Over the course of the 17th and 18th centuries, these Osaka-based institutions grew more solidly into what can legitimately be called banks, focusing their efforts largely on loans to the daimyōs. However, as the peace and stability caused the feudal system to break down, daimyōs became less and less able to pay back the loans, and an incredible volume of debts were simply rolled over or ignored. The money supply the banks had created also grew out of control, becoming an essential aspect of the nation’s economy, causing serious economic consequences whenever it was altered. The shogunate tried to repair and regulate the economy, in particular the monetary supply and monetary value of rice, but to no avail.
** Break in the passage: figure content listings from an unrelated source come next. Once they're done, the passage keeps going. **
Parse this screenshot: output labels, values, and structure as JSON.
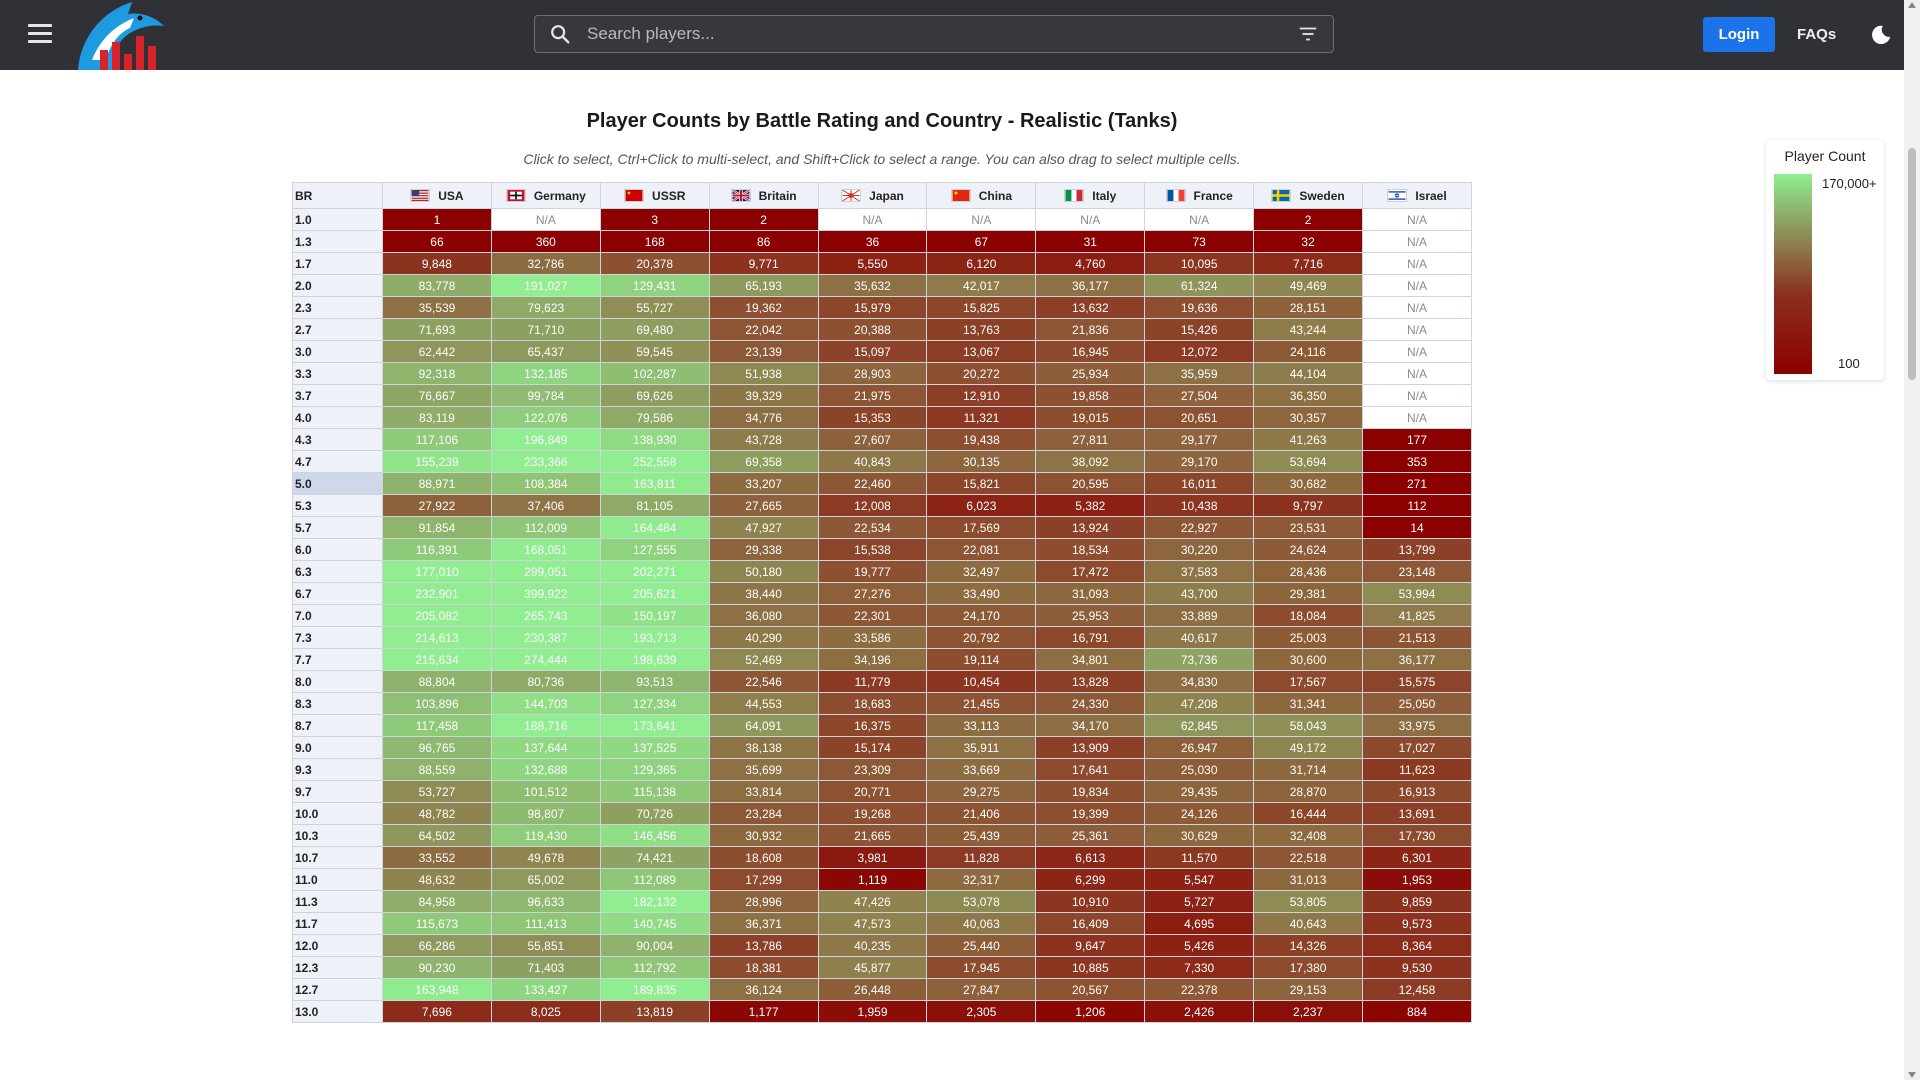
{
  "header": {
    "search_placeholder": "Search players...",
    "login_label": "Login",
    "faqs_label": "FAQs",
    "icons": [
      "hamburger-icon",
      "shark-logo-icon",
      "search-icon",
      "filter-icon",
      "moon-icon"
    ]
  },
  "page": {
    "title": "Player Counts by Battle Rating and Country - Realistic (Tanks)",
    "subtitle": "Click to select, Ctrl+Click to multi-select, and Shift+Click to select a range. You can also drag to select multiple cells."
  },
  "legend": {
    "title": "Player Count",
    "max_label": "170,000+",
    "min_label": "100"
  },
  "colors": {
    "high": "#90ee90",
    "low": "#8b0000",
    "header_bg": "#2f3136",
    "accent": "#1a73e8"
  },
  "table": {
    "br_header": "BR",
    "selected_br": "5.0",
    "countries": [
      "USA",
      "Germany",
      "USSR",
      "Britain",
      "Japan",
      "China",
      "Italy",
      "France",
      "Sweden",
      "Israel"
    ],
    "rows": [
      {
        "br": "1.0",
        "cells": [
          "1",
          "N/A",
          "3",
          "2",
          "N/A",
          "N/A",
          "N/A",
          "N/A",
          "2",
          "N/A"
        ]
      },
      {
        "br": "1.3",
        "cells": [
          "66",
          "360",
          "168",
          "86",
          "36",
          "67",
          "31",
          "73",
          "32",
          "N/A"
        ]
      },
      {
        "br": "1.7",
        "cells": [
          "9,848",
          "32,786",
          "20,378",
          "9,771",
          "5,550",
          "6,120",
          "4,760",
          "10,095",
          "7,716",
          "N/A"
        ]
      },
      {
        "br": "2.0",
        "cells": [
          "83,778",
          "191,027",
          "129,431",
          "65,193",
          "35,632",
          "42,017",
          "36,177",
          "61,324",
          "49,469",
          "N/A"
        ]
      },
      {
        "br": "2.3",
        "cells": [
          "35,539",
          "79,623",
          "55,727",
          "19,362",
          "15,979",
          "15,825",
          "13,632",
          "19,636",
          "28,151",
          "N/A"
        ]
      },
      {
        "br": "2.7",
        "cells": [
          "71,693",
          "71,710",
          "69,480",
          "22,042",
          "20,388",
          "13,763",
          "21,836",
          "15,426",
          "43,244",
          "N/A"
        ]
      },
      {
        "br": "3.0",
        "cells": [
          "62,442",
          "65,437",
          "59,545",
          "23,139",
          "15,097",
          "13,067",
          "16,945",
          "12,072",
          "24,116",
          "N/A"
        ]
      },
      {
        "br": "3.3",
        "cells": [
          "92,318",
          "132,185",
          "102,287",
          "51,938",
          "28,903",
          "20,272",
          "25,934",
          "35,959",
          "44,104",
          "N/A"
        ]
      },
      {
        "br": "3.7",
        "cells": [
          "76,667",
          "99,784",
          "69,626",
          "39,329",
          "21,975",
          "12,910",
          "19,858",
          "27,504",
          "36,350",
          "N/A"
        ]
      },
      {
        "br": "4.0",
        "cells": [
          "83,119",
          "122,076",
          "79,586",
          "34,776",
          "15,353",
          "11,321",
          "19,015",
          "20,651",
          "30,357",
          "N/A"
        ]
      },
      {
        "br": "4.3",
        "cells": [
          "117,106",
          "196,849",
          "138,930",
          "43,728",
          "27,607",
          "19,438",
          "27,811",
          "29,177",
          "41,263",
          "177"
        ]
      },
      {
        "br": "4.7",
        "cells": [
          "155,239",
          "233,366",
          "252,558",
          "69,358",
          "40,843",
          "30,135",
          "38,092",
          "29,170",
          "53,694",
          "353"
        ]
      },
      {
        "br": "5.0",
        "cells": [
          "88,971",
          "108,384",
          "163,811",
          "33,207",
          "22,460",
          "15,821",
          "20,595",
          "16,011",
          "30,682",
          "271"
        ]
      },
      {
        "br": "5.3",
        "cells": [
          "27,922",
          "37,406",
          "81,105",
          "27,665",
          "12,008",
          "6,023",
          "5,382",
          "10,438",
          "9,797",
          "112"
        ]
      },
      {
        "br": "5.7",
        "cells": [
          "91,854",
          "112,009",
          "164,484",
          "47,927",
          "22,534",
          "17,569",
          "13,924",
          "22,927",
          "23,531",
          "14"
        ]
      },
      {
        "br": "6.0",
        "cells": [
          "116,391",
          "168,051",
          "127,555",
          "29,338",
          "15,538",
          "22,081",
          "18,534",
          "30,220",
          "24,624",
          "13,799"
        ]
      },
      {
        "br": "6.3",
        "cells": [
          "177,010",
          "299,051",
          "202,271",
          "50,180",
          "19,777",
          "32,497",
          "17,472",
          "37,583",
          "28,436",
          "23,148"
        ]
      },
      {
        "br": "6.7",
        "cells": [
          "232,901",
          "399,922",
          "205,621",
          "38,440",
          "27,276",
          "33,490",
          "31,093",
          "43,700",
          "29,381",
          "53,994"
        ]
      },
      {
        "br": "7.0",
        "cells": [
          "205,082",
          "265,743",
          "150,197",
          "36,080",
          "22,301",
          "24,170",
          "25,953",
          "33,889",
          "18,084",
          "41,825"
        ]
      },
      {
        "br": "7.3",
        "cells": [
          "214,613",
          "230,387",
          "193,713",
          "40,290",
          "33,586",
          "20,792",
          "16,791",
          "40,617",
          "25,003",
          "21,513"
        ]
      },
      {
        "br": "7.7",
        "cells": [
          "215,634",
          "274,444",
          "198,639",
          "52,469",
          "34,196",
          "19,114",
          "34,801",
          "73,736",
          "30,600",
          "36,177"
        ]
      },
      {
        "br": "8.0",
        "cells": [
          "88,804",
          "80,736",
          "93,513",
          "22,546",
          "11,779",
          "10,454",
          "13,828",
          "34,830",
          "17,567",
          "15,575"
        ]
      },
      {
        "br": "8.3",
        "cells": [
          "103,896",
          "144,703",
          "127,334",
          "44,553",
          "18,683",
          "21,455",
          "24,330",
          "47,208",
          "31,341",
          "25,050"
        ]
      },
      {
        "br": "8.7",
        "cells": [
          "117,458",
          "188,716",
          "173,641",
          "64,091",
          "16,375",
          "33,113",
          "34,170",
          "62,845",
          "58,043",
          "33,975"
        ]
      },
      {
        "br": "9.0",
        "cells": [
          "96,765",
          "137,644",
          "137,525",
          "38,138",
          "15,174",
          "35,911",
          "13,909",
          "26,947",
          "49,172",
          "17,027"
        ]
      },
      {
        "br": "9.3",
        "cells": [
          "88,559",
          "132,688",
          "129,365",
          "35,699",
          "23,309",
          "33,669",
          "17,641",
          "25,030",
          "31,714",
          "11,623"
        ]
      },
      {
        "br": "9.7",
        "cells": [
          "53,727",
          "101,512",
          "115,138",
          "33,814",
          "20,771",
          "29,275",
          "19,834",
          "29,435",
          "28,870",
          "16,913"
        ]
      },
      {
        "br": "10.0",
        "cells": [
          "48,782",
          "98,807",
          "70,726",
          "23,284",
          "19,268",
          "21,406",
          "19,399",
          "24,126",
          "16,444",
          "13,691"
        ]
      },
      {
        "br": "10.3",
        "cells": [
          "64,502",
          "119,430",
          "146,456",
          "30,932",
          "21,665",
          "25,439",
          "25,361",
          "30,629",
          "32,408",
          "17,730"
        ]
      },
      {
        "br": "10.7",
        "cells": [
          "33,552",
          "49,678",
          "74,421",
          "18,608",
          "3,981",
          "11,828",
          "6,613",
          "11,570",
          "22,518",
          "6,301"
        ]
      },
      {
        "br": "11.0",
        "cells": [
          "48,632",
          "65,002",
          "112,089",
          "17,299",
          "1,119",
          "32,317",
          "6,299",
          "5,547",
          "31,013",
          "1,953"
        ]
      },
      {
        "br": "11.3",
        "cells": [
          "84,958",
          "96,633",
          "182,132",
          "28,996",
          "47,426",
          "53,078",
          "10,910",
          "5,727",
          "53,805",
          "9,859"
        ]
      },
      {
        "br": "11.7",
        "cells": [
          "115,673",
          "111,413",
          "140,745",
          "36,371",
          "47,573",
          "40,063",
          "16,409",
          "4,695",
          "40,643",
          "9,573"
        ]
      },
      {
        "br": "12.0",
        "cells": [
          "66,286",
          "55,851",
          "90,004",
          "13,786",
          "40,235",
          "25,440",
          "9,647",
          "5,426",
          "14,326",
          "8,364"
        ]
      },
      {
        "br": "12.3",
        "cells": [
          "90,230",
          "71,403",
          "112,792",
          "18,381",
          "45,877",
          "17,945",
          "10,885",
          "7,330",
          "17,380",
          "9,530"
        ]
      },
      {
        "br": "12.7",
        "cells": [
          "163,948",
          "133,427",
          "189,835",
          "36,124",
          "26,448",
          "27,847",
          "20,567",
          "22,378",
          "29,153",
          "12,458"
        ]
      },
      {
        "br": "13.0",
        "cells": [
          "7,696",
          "8,025",
          "13,819",
          "1,177",
          "1,959",
          "2,305",
          "1,206",
          "2,426",
          "2,237",
          "884"
        ]
      }
    ]
  }
}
Seemingly, if anyone understood the economic developments incurred by the rice-brokers, it was the rice-brokers alone. Since the samurai's income was in fixed amounts of rice, not monetary value, the debasement of the value of rice affected their wealth drastically, and the inflation created by governmental attempts to control the supply of metal coinage had similar effects. In all of this turmoil, the rice-brokers were nearly the only ones to profit.

At the beginning of the 19th century, in response to growing inflation, and to the power of the rice brokers, and the merchant class in general, the shogunate once again imposed a series of heavy regulations and restrictions. Easily one of the most damaging was a proscription against receiving loan payments from daimyōs. By the 1860s, which saw the end of the Tokugawa shogunate, the Osaka rice brokers had also disappeared, replaced by other merchant institutions.

==Edo==
The rice brokers in Edo were called fudasashi (札差, "note/bill exchange"), and were located in the kuramae (蔵前, "before the storehouses") section of Asakusa. A very profitable business, fudasashi acted both as usurers and as middlemen organizing the logistics of daimyō tax payments to the shogunate. The rice brokers, like other elements of the chōnin (townspeople) society in Edo, were frequent patrons of the kabuki theatre, Yoshiwara pleasure district, and other aspects of the urban culture of the time.